Documentation & Quick Start
Get started with LongCat AI models
Quick Start
LongCat-Flash uses a chat template defined in tokenizer_config.json. Examples:
First Turn
[Round 0] USER:{query} ASSISTANT:
With System Prompt
SYSTEM:{system_prompt} [Round 0] USER:{query} ASSISTANT:
Multi-Turn
SYSTEM:{system_prompt} [Round 0] USER:{q} ASSISTANT:{r} ... [Round N-1] USER:{q} ASSISTANT:{r} [Round N] USER:{q} ASSISTANT:
Tool Call Envelope
{tool_description}
## Messages
SYSTEM:{system_prompt} [Round 0] USER:{query} ASSISTANT:
<longcat_tool_call>{"name": <function-name>, "arguments": <args-dict>}</longcat_tool_call>
Deployment
Flash-Chat & Flash-Thinking
SGLang and vLLM adaptations enable high-throughput inference for LongCat-Flash models. Deployment guides cover environment setup, tensor parallelism, and inference configurations. Supports both single-user and multi-user scenarios with cost-efficient inference around $0.7 per 1M output tokens on H800 GPUs.
Video Generation
LongCat-Video provides unified interfaces for text-to-video, image-to-video, and video continuation tasks.
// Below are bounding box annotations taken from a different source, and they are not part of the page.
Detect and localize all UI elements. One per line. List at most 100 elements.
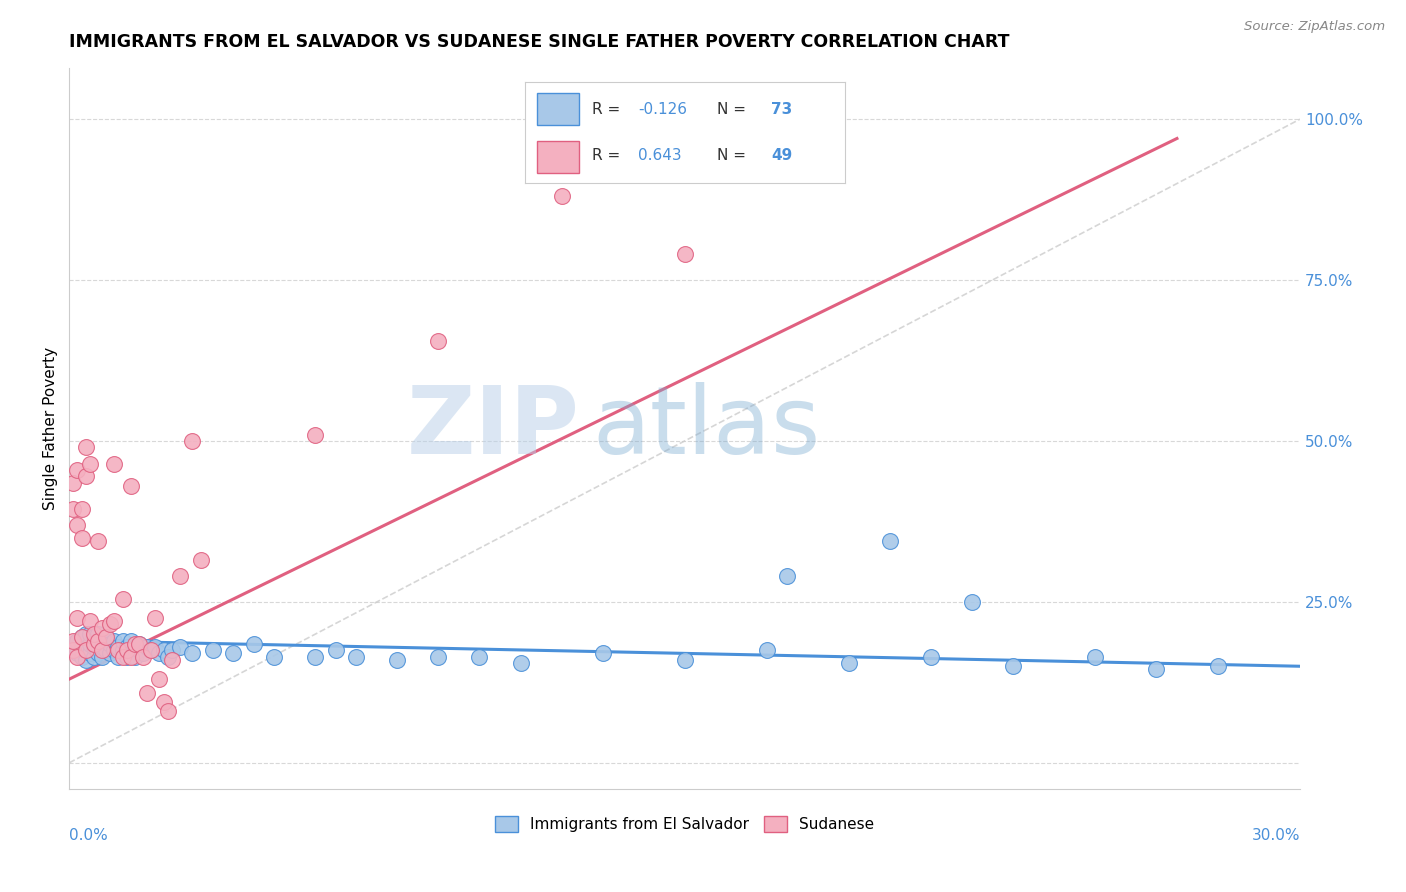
Text: IMMIGRANTS FROM EL SALVADOR VS SUDANESE SINGLE FATHER POVERTY CORRELATION CHART: IMMIGRANTS FROM EL SALVADOR VS SUDANESE … bbox=[69, 33, 1010, 51]
Point bbox=[70, 649, 93, 664]
Point bbox=[509, 656, 531, 670]
Point bbox=[98, 646, 121, 660]
Legend: Immigrants from El Salvador, Sudanese: Immigrants from El Salvador, Sudanese bbox=[489, 810, 880, 838]
Point bbox=[96, 630, 118, 644]
Point bbox=[160, 653, 183, 667]
Point bbox=[181, 646, 204, 660]
Point bbox=[1084, 649, 1107, 664]
Point bbox=[111, 643, 134, 657]
Point bbox=[103, 457, 125, 471]
Point bbox=[87, 633, 110, 648]
Point bbox=[98, 617, 121, 632]
Point bbox=[96, 643, 118, 657]
Point bbox=[181, 434, 204, 448]
Point bbox=[62, 637, 84, 651]
Point bbox=[1144, 663, 1167, 677]
Point bbox=[148, 672, 170, 686]
Point bbox=[98, 637, 121, 651]
Text: 30.0%: 30.0% bbox=[1251, 828, 1301, 843]
Point bbox=[103, 643, 125, 657]
Point bbox=[427, 334, 450, 349]
Point bbox=[66, 640, 89, 654]
Point bbox=[169, 640, 191, 654]
Point bbox=[120, 633, 142, 648]
Point bbox=[107, 643, 129, 657]
Point bbox=[103, 633, 125, 648]
Point bbox=[87, 533, 110, 548]
Point bbox=[66, 517, 89, 532]
Point bbox=[75, 643, 97, 657]
Point bbox=[325, 643, 347, 657]
Point bbox=[75, 469, 97, 483]
Point bbox=[132, 649, 155, 664]
Point bbox=[91, 640, 114, 654]
Point bbox=[115, 649, 138, 664]
Point bbox=[87, 627, 110, 641]
Point bbox=[145, 611, 167, 625]
Point bbox=[136, 640, 159, 654]
Point bbox=[66, 633, 89, 648]
Point bbox=[62, 643, 84, 657]
Point bbox=[145, 640, 167, 654]
Point bbox=[79, 646, 101, 660]
Point bbox=[128, 643, 150, 657]
Point bbox=[75, 627, 97, 641]
Point bbox=[201, 643, 224, 657]
Point bbox=[107, 649, 129, 664]
Point bbox=[132, 646, 155, 660]
Point bbox=[83, 637, 105, 651]
Point bbox=[387, 653, 409, 667]
Point bbox=[128, 637, 150, 651]
Point bbox=[87, 637, 110, 651]
Point bbox=[169, 569, 191, 583]
Point bbox=[75, 653, 97, 667]
Point bbox=[190, 553, 212, 567]
Point bbox=[62, 501, 84, 516]
Point bbox=[79, 637, 101, 651]
Point bbox=[879, 533, 901, 548]
Point bbox=[776, 569, 799, 583]
Text: ZIP: ZIP bbox=[408, 382, 581, 475]
Point bbox=[66, 649, 89, 664]
Point bbox=[673, 653, 696, 667]
Point bbox=[156, 649, 179, 664]
Point bbox=[344, 649, 367, 664]
Point bbox=[550, 189, 572, 203]
Point bbox=[115, 643, 138, 657]
Point bbox=[66, 646, 89, 660]
Point bbox=[141, 643, 163, 657]
Point bbox=[1001, 659, 1024, 673]
Point bbox=[91, 643, 114, 657]
Point bbox=[160, 643, 183, 657]
Point bbox=[62, 475, 84, 490]
Point bbox=[79, 627, 101, 641]
Text: 0.0%: 0.0% bbox=[69, 828, 108, 843]
Point bbox=[673, 247, 696, 261]
Point bbox=[141, 643, 163, 657]
Point bbox=[838, 656, 860, 670]
Point bbox=[70, 501, 93, 516]
Point bbox=[70, 630, 93, 644]
Point bbox=[111, 649, 134, 664]
Point bbox=[70, 531, 93, 545]
Text: Source: ZipAtlas.com: Source: ZipAtlas.com bbox=[1244, 20, 1385, 33]
Point bbox=[75, 643, 97, 657]
Point bbox=[83, 640, 105, 654]
Point bbox=[91, 621, 114, 635]
Point bbox=[120, 479, 142, 493]
Point bbox=[156, 704, 179, 718]
Point bbox=[83, 630, 105, 644]
Point bbox=[243, 637, 266, 651]
Point bbox=[960, 595, 983, 609]
Point bbox=[152, 643, 174, 657]
Point bbox=[87, 646, 110, 660]
Y-axis label: Single Father Poverty: Single Father Poverty bbox=[44, 347, 58, 509]
Point bbox=[111, 591, 134, 606]
Point bbox=[96, 630, 118, 644]
Point bbox=[83, 627, 105, 641]
Point bbox=[111, 633, 134, 648]
Point bbox=[103, 614, 125, 628]
Text: atlas: atlas bbox=[592, 382, 821, 475]
Point bbox=[79, 614, 101, 628]
Point bbox=[136, 686, 159, 700]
Optimized for generating long-form videos (up to 5 minutes) with high temporal consistency and physical motion plausibility.
License & Usage
All LongCat models are released under the MIT License, allowing model distillation, fine-tuning, and secondary development. Evaluate and validate the models before use in sensitive or high-risk scenarios, and ensure compliance with applicable laws and regulations for your use case.